By Dr Lonny Ness
There has been much press recently regarding the student debt crisis. One measure of this crisis is the Debt-to-Income Ratio as it relates to student loan debt. According to Earnest, the average doctoral student comes away with $103k to $130k in student debt. Of course, as an average, some debt balances were much higher.
- Pay Right Away
- Sign up for Automatic Debit
- Pay More than Your Minimum Payment
- Use Your Tax Refund
- Seek Out Forgiveness and Repayment Options
In a parallel article by the same organization, forgiveness and repayment options may apply to the following:
- Teacher Loan Forgiveness
- Public Service Loan Forgiveness (PSLF)
- Income-Driven Repayment (IDR) Plan
- Military Service
- AmeriCorps
Of course, when possible, avoid debt altogether. According to finance expert, Dave Ramsey (who has an excellent blog on the topic), in an article written by noted authority and author, Anthony O’Neal, “58% of them [young professionals] said their student loan burden has kept them from achieving goals. Seventy-four percent of them said if they could go back, they wouldn’t take out those loans. Living in regret isn’t emotionally healthy for anyone.”
Therefore, a proactive question is “How do students avoid or minimize debt?” Edvisors offers the following approaches:
- Exhaust sources of free money, such as grants and scholarships, before turning to student loans.

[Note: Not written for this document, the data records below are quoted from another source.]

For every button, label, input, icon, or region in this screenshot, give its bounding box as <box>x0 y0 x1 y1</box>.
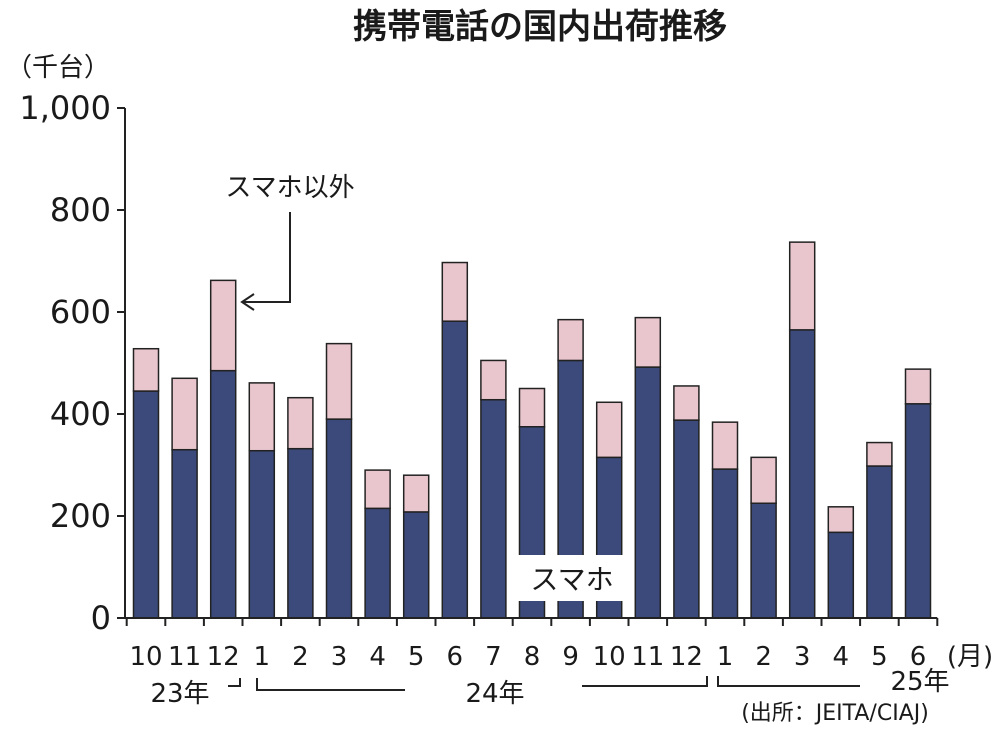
annotation-arrow-line <box>242 212 291 303</box>
bar-other <box>518 387 546 428</box>
y-tick-label: 0 <box>91 599 111 637</box>
y-tick-label: 1,000 <box>19 89 111 127</box>
annotation-smartphone-label: スマホ <box>530 563 613 596</box>
x-tick-label: 6 <box>910 642 927 672</box>
bar-smartphone <box>904 403 932 619</box>
year-label: 23年 <box>150 679 209 709</box>
x-tick-label: 12 <box>670 642 703 672</box>
bar-other <box>750 456 777 505</box>
x-tick-label: 12 <box>207 642 240 672</box>
chart-title: 携帯電話の国内出荷推移 <box>353 7 727 47</box>
x-tick-label: 5 <box>408 642 425 672</box>
x-tick-label: 6 <box>447 642 464 672</box>
x-tick-label: 11 <box>168 642 201 672</box>
x-tick-label: 10 <box>129 642 162 672</box>
bar-smartphone <box>788 329 816 619</box>
bar-smartphone <box>171 448 198 619</box>
source-note: (出所：JEITA/CIAJ) <box>741 701 929 726</box>
y-axis: 0 200 400 600 800 1,000 <box>19 89 126 637</box>
bar-smartphone <box>480 398 507 619</box>
x-tick-label: 11 <box>631 642 664 672</box>
x-tick-label: 1 <box>254 642 271 672</box>
y-tick-label: 400 <box>50 395 111 433</box>
arrow-head <box>240 293 255 311</box>
x-tick-label: 8 <box>524 642 541 672</box>
bar-other <box>402 474 430 513</box>
x-tick-label: 4 <box>833 642 850 672</box>
bar-other <box>171 377 198 451</box>
bar-other <box>673 385 700 421</box>
bar-smartphone <box>248 449 276 619</box>
annotation-smartphone-box <box>518 555 626 601</box>
year-label: 24年 <box>465 679 524 709</box>
bar-other <box>248 382 276 452</box>
x-tick-label: 3 <box>331 642 348 672</box>
bar-smartphone <box>750 502 777 619</box>
bar-smartphone <box>711 468 739 619</box>
bar-smartphone <box>287 447 314 619</box>
year-label: 25年 <box>890 667 949 697</box>
annotation-other-label: スマホ以外 <box>225 173 354 203</box>
bar-other <box>557 318 584 362</box>
bar-smartphone <box>132 390 160 619</box>
bar-smartphone <box>325 418 353 619</box>
bar-other <box>441 261 469 322</box>
bar-other <box>325 342 353 420</box>
x-tick-label: 10 <box>593 642 626 672</box>
bar-smartphone <box>827 531 855 619</box>
bar-other <box>209 279 237 372</box>
x-tick-label: 2 <box>292 642 309 672</box>
y-tick-label: 200 <box>50 497 111 535</box>
x-axis: 10 11 12 1 2 3 4 5 6 7 8 9 10 11 12 1 2 3 4 5 6 (月)23年 24年 25年 <box>125 617 993 709</box>
bar-smartphone <box>402 511 430 619</box>
bar-other <box>827 506 855 534</box>
y-tick-label: 800 <box>50 191 111 229</box>
bar-other <box>364 469 391 510</box>
bar-other <box>595 401 623 459</box>
x-unit-label: (月) <box>947 642 993 672</box>
bar-smartphone <box>209 369 237 619</box>
bar-other <box>866 441 893 467</box>
x-tick-label: 5 <box>871 642 888 672</box>
bar-other <box>634 316 662 368</box>
x-tick-label: 9 <box>562 642 579 672</box>
bar-other <box>711 421 739 470</box>
bar-smartphone <box>441 320 469 619</box>
x-tick-label: 7 <box>485 642 502 672</box>
bar-other <box>904 368 932 405</box>
year-bracket <box>256 678 405 691</box>
bar-smartphone <box>634 366 662 619</box>
bar-other <box>287 396 314 450</box>
x-tick-label: 4 <box>369 642 386 672</box>
y-tick-label: 600 <box>50 293 111 331</box>
bar-other <box>788 241 816 331</box>
bar-smartphone <box>673 419 700 619</box>
bar-smartphone <box>364 507 391 619</box>
bar-other <box>480 359 507 401</box>
bar-other <box>132 347 160 392</box>
x-tick-label: 1 <box>717 642 734 672</box>
year-bracket <box>717 676 860 687</box>
x-tick-label: 2 <box>755 642 772 672</box>
y-axis-unit-label: （千台） <box>6 53 110 83</box>
year-bracket <box>582 676 708 687</box>
bar-smartphone <box>866 465 893 619</box>
x-tick-label: 3 <box>794 642 811 672</box>
year-bracket <box>228 678 241 687</box>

- Save as much as possible before enrolling in college.
- Enroll at a less expensive college.
- Use a tuition installment plan instead of long-term loan debt.

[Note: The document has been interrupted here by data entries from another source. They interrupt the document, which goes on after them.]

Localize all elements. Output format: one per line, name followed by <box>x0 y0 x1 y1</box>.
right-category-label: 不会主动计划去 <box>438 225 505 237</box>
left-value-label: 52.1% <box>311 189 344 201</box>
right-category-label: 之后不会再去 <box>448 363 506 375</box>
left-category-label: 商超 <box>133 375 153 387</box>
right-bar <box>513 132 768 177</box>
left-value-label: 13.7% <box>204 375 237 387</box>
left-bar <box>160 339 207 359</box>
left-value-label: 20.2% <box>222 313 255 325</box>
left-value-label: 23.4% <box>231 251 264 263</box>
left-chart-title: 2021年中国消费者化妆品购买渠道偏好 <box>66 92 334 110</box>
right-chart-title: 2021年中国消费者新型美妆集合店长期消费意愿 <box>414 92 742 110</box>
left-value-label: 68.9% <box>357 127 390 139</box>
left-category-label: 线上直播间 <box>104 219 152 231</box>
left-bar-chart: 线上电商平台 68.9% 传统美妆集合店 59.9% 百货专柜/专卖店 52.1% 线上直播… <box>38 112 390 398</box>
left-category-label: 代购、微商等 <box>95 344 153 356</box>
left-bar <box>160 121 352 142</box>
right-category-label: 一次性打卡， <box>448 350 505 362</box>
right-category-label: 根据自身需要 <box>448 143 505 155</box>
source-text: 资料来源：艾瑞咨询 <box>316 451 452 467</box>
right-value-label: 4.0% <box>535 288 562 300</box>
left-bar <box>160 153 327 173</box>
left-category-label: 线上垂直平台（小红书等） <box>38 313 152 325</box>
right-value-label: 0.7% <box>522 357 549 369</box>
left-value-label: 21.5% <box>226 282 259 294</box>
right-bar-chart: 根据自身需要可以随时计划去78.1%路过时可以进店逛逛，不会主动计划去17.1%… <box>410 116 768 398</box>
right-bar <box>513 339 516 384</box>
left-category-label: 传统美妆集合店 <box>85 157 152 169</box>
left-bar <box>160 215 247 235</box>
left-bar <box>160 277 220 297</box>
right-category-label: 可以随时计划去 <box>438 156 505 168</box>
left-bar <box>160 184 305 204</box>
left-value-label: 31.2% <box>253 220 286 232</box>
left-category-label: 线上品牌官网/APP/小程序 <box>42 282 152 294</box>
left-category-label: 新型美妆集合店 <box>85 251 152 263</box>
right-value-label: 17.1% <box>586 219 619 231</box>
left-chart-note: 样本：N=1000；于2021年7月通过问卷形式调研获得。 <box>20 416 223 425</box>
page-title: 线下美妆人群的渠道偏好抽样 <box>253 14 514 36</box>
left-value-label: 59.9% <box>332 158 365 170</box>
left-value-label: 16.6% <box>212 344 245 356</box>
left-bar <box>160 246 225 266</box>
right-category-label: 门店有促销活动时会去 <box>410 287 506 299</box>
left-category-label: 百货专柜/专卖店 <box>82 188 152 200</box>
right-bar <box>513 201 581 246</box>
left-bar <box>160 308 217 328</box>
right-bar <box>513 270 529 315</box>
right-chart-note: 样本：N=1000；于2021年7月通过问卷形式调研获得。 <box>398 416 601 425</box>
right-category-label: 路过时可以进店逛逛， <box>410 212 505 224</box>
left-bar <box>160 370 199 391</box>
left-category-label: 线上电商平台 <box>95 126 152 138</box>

- Students should budget before they borrow.
- Students should also figure out how they will repay the student loans before they borrow, as it is easier to reduce debt before it is incurred than afterward.
- Consider costs beyond tuition, which represent about half of the debt
- Students can work part-time during the term and full-time during the summer to earn money to pay for school.
- Pay the interest during the in-school and grace periods to keep the loan balance from growing.
- Graduate on-time.
- Keep student loan debt in sync with income.
A mindset that appears evident today is that debt is okay as earning a degree will result in greater job opportunities and earnings, from which debt can be paid. There is some truth to this as the higher the degree, the better the job (generally); however, like any business, there is a Return on Investment (ROI) to consider. How much does your education cost, and how much more will you earn as a result? Further, will the increased income, if any, be sufficient to pay off the loan? In how many years? Again, LendEDU analyzed this dynamic relative to the Debt-to-Income (DTI) Ratio across different degree majors and careers, including the starting median salary and projected monthly income, relative to the student debt incurred. By understanding the dynamics and interaction between debt and potential income, based on degree, students can make more informed and better decisions regarding their degree, based on fund availability and possible debt.
Finally, BankRate.com conducted a study that found 61% of millennials don’t own a home and nearly a quarter of them attribute student loan debt as the cause. To help combat this issue, BankRate provides mortgage assistance programs and the requirements for each as well as six financial steps to improve the chances of getting approved for a mortgage. Click here for BankRate’s guide “How to buy a house when you have student loan debt”.
In conclusion, approach education in wisdom and full recognition that your degree may or may not result in a better job or income, plus the stress and anxiety that having debt brings - and the limitations that come with it. Again, avoid debt if possible, but if already in debt, use these steps to pay off as soon as possible to move forward with life and dreams.